Complete step-by-step solution:
Given that \[f\left( n \right) = \left\{
  \dfrac{n}{2},\,n\,\,is\,\,even \\
  0,\,n\,\,is\,\,odd \\
  \right.\]
Now to check whether the given function is injective or not the following steps are followed:
Now it is given that \[n\] is even that means \[n = 2,4,6,8....\]

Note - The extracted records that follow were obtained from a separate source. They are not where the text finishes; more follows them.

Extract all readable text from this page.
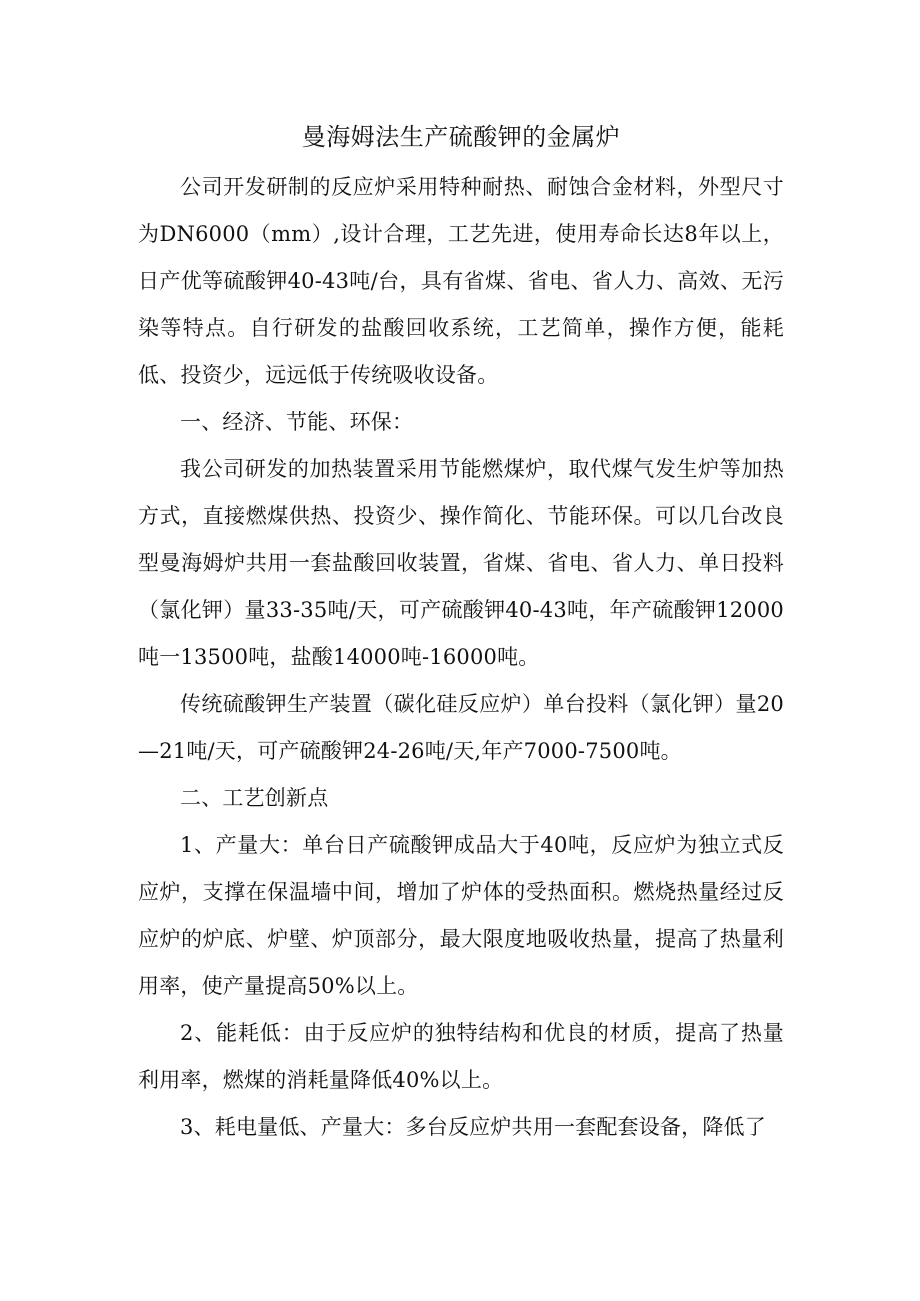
曼海姆法生产硫酸钾的金属炉

公司开发研制的反应炉采用特种耐热、耐蚀合金材料，外型尺寸为DN6000（mm）,设计合理，工艺先进，使用寿命长达8年以上，日产优等硫酸钾40-43吨/台，具有省煤、省电、省人力、高效、无污染等特点。自行研发的盐酸回收系统，工艺简单，操作方便，能耗低、投资少，远远低于传统吸收设备。

一、经济、节能、环保：

我公司研发的加热装置采用节能燃煤炉，取代煤气发生炉等加热方式，直接燃煤供热、投资少、操作简化、节能环保。可以几台改良型曼海姆炉共用一套盐酸回收装置，省煤、省电、省人力、单日投料（氯化钾）量33-35吨/天，可产硫酸钾40-43吨，年产硫酸钾12000吨一13500吨，盐酸14000吨-16000吨。

传统硫酸钾生产装置（碳化硅反应炉）单台投料（氯化钾）量20—21吨/天，可产硫酸钾24-26吨/天,年产7000-7500吨。

二、工艺创新点

1、产量大：单台日产硫酸钾成品大于40吨，反应炉为独立式反应炉，支撑在保温墙中间，增加了炉体的受热面积。燃烧热量经过反应炉的炉底、炉壁、炉顶部分，最大限度地吸收热量，提高了热量利用率，使产量提高50%以上。

2、能耗低：由于反应炉的独特结构和优良的材质，提高了热量利用率，燃煤的消耗量降低40%以上。

3、耗电量低、产量大：多台反应炉共用一套配套设备，降低了
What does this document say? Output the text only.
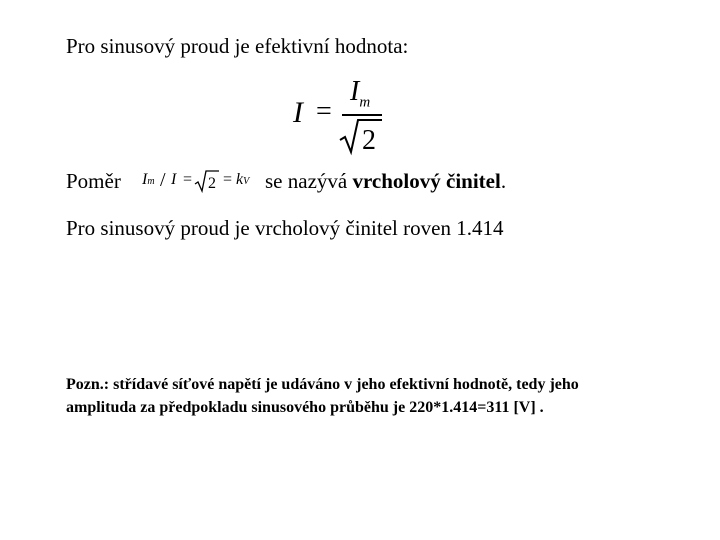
Pro sinusový proud je efektivní hodnota:
I =
$I_m$
2
Poměr Im / I = 2 = kV se nazývá vrcholový činitel.
Pro sinusový proud je vrcholový činitel roven 1.414
Pozn.: střídavé síťové napětí je udáváno v jeho efektivní hodnotě, tedy jeho amplituda za předpokladu sinusového průběhu je 220*1.414=311 [V] .
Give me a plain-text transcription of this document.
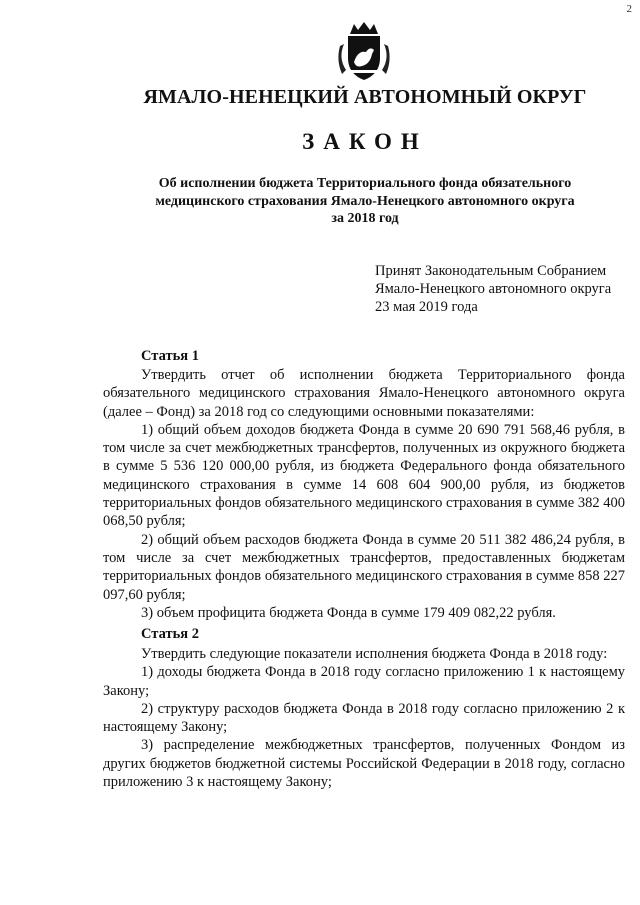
2
ЯМАЛО-НЕНЕЦКИЙ АВТОНОМНЫЙ ОКРУГ
ЗАКОН
Об исполнении бюджета Территориального фонда обязательного
медицинского страхования Ямало-Ненецкого автономного округа
за 2018 год
Принят Законодательным Собранием
Ямало-Ненецкого автономного округа
23 мая 2019 года
Статья 1

Утвердить отчет об исполнении бюджета Территориального фонда обязательного медицинского страхования Ямало-Ненецкого автономного округа (далее – Фонд) за 2018 год со следующими основными показателями:

1) общий объем доходов бюджета Фонда в сумме 20 690 791 568,46 рубля, в том числе за счет межбюджетных трансфертов, полученных из окружного бюджета в сумме 5 536 120 000,00 рубля, из бюджета Федерального фонда обязательного медицинского страхования в сумме 14 608 604 900,00 рубля, из бюджетов территориальных фондов обязательного медицинского страхования в сумме 382 400 068,50 рубля;

2) общий объем расходов бюджета Фонда в сумме 20 511 382 486,24 рубля, в том числе за счет межбюджетных трансфертов, предоставленных бюджетам территориальных фондов обязательного медицинского страхования в сумме 858 227 097,60 рубля;

3) объем профицита бюджета Фонда в сумме 179 409 082,22 рубля.

Статья 2

Утвердить следующие показатели исполнения бюджета Фонда в 2018 году:

1) доходы бюджета Фонда в 2018 году согласно приложению 1 к настоящему Закону;

2) структуру расходов бюджета Фонда в 2018 году согласно приложению 2 к настоящему Закону;

3) распределение межбюджетных трансфертов, полученных Фондом из других бюджетов бюджетной системы Российской Федерации в 2018 году, согласно приложению 3 к настоящему Закону;
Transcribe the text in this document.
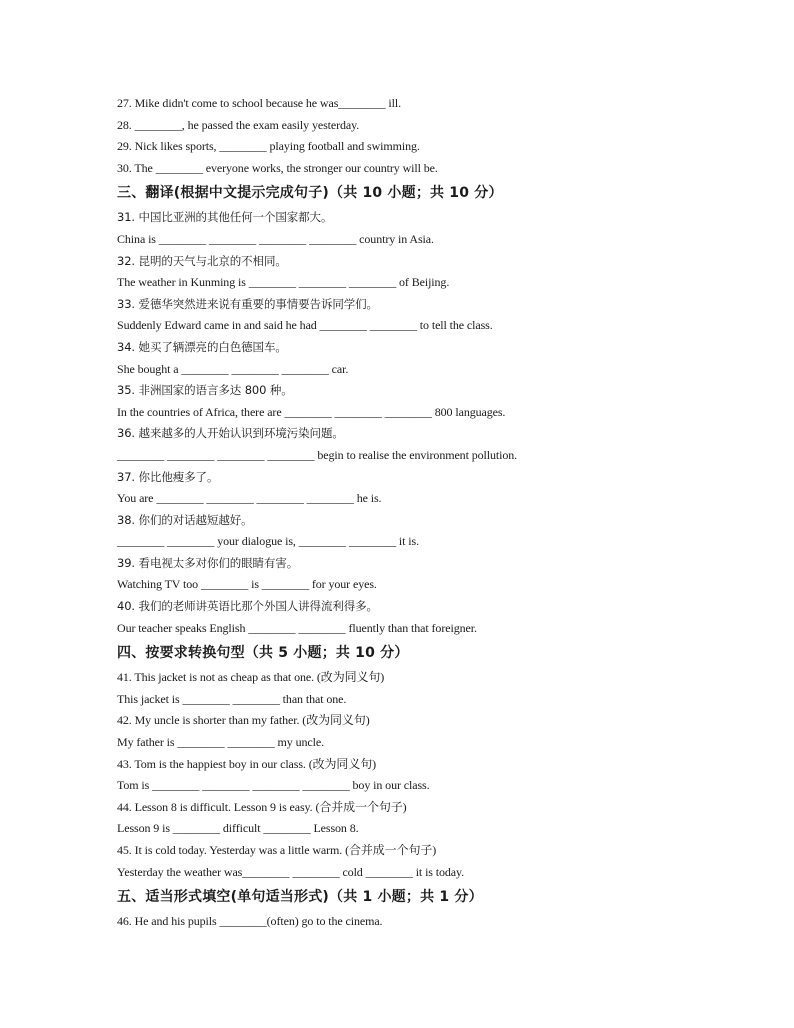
27. Mike didn't come to school because he was________ ill.
28. ________, he passed the exam easily yesterday.
29. Nick likes sports, ________ playing football and swimming.
30. The ________ everyone works, the stronger our country will be.
三、翻译(根据中文提示完成句子)（共 10 小题；共 10 分）
31. 中国比亚洲的其他任何一个国家都大。
China is ________ ________ ________ ________ country in Asia.
32. 昆明的天气与北京的不相同。
The weather in Kunming is ________ ________ ________ of Beijing.
33. 爱德华突然进来说有重要的事情要告诉同学们。
Suddenly Edward came in and said he had ________ ________ to tell the class.
34. 她买了辆漂亮的白色德国车。
She bought a ________ ________ ________ car.
35. 非洲国家的语言多达 800 种。
In the countries of Africa, there are ________ ________ ________ 800 languages.
36. 越来越多的人开始认识到环境污染问题。
________ ________ ________ ________ begin to realise the environment pollution.
37. 你比他瘦多了。
You are ________ ________ ________ ________ he is.
38. 你们的对话越短越好。
________ ________ your dialogue is, ________ ________ it is.
39. 看电视太多对你们的眼睛有害。
Watching TV too ________ is ________ for your eyes.
40. 我们的老师讲英语比那个外国人讲得流利得多。
Our teacher speaks English ________ ________ fluently than that foreigner.
四、按要求转换句型（共 5 小题；共 10 分）
41. This jacket is not as cheap as that one. (改为同义句)
This jacket is ________ ________ than that one.
42. My uncle is shorter than my father. (改为同义句)
My father is ________ ________ my uncle.
43. Tom is the happiest boy in our class. (改为同义句)
Tom is ________ ________ ________ ________ boy in our class.
44. Lesson 8 is difficult. Lesson 9 is easy. (合并成一个句子)
Lesson 9 is ________ difficult ________ Lesson 8.
45. It is cold today. Yesterday was a little warm. (合并成一个句子)
Yesterday the weather was________ ________ cold ________ it is today.
五、适当形式填空(单句适当形式)（共 1 小题；共 1 分）
46. He and his pupils ________(often) go to the cinema.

By substituting these values of \[n\] in the given function we get
When \[n = 2\]:
\[f\left( 2 \right) = \left\{ {\dfrac{2}{2}} \right. = 1\]
When \[n = 4\]:
\[f\left( 4 \right) = \left\{ {\dfrac{4}{2}} \right. = 2\]
When \[n = 6\]:
\[f\left( 6 \right) = \left\{ {\dfrac{6}{2} = 3} \right.\]
When \[n = 8\]:
\[f\left( 8 \right) = \left\{ {\dfrac{8}{2} = 4} \right.\]
Therefore, the given function has not a unique image.
 So, it is not injective.
Now it is given that every odd value \[n\]yields zeroes.
So, it is a many-one function.
Therefore, the ordered pair of the function is
\[\left\{ {\left( {0,0} \right),\left( {1,0} \right),\left( {2,1} \right),\left( {3,0} \right),\left( {4,2} \right),........} \right\}\]
That means co-domain = range
Thus, the given function \[f\left( n \right) = \left\{
  \dfrac{n}{2},\,n\,\,is\,\,even \\
  0,\,n\,\,is\,\,odd \\
  \right.\] is surjective but not injective.

Hence, option(C) is correct option

Note: A subjective function is also known as the onto function, while an injective function is known as a one-one function. If a function is both one-one and an onto and it is referred to as a bijective function.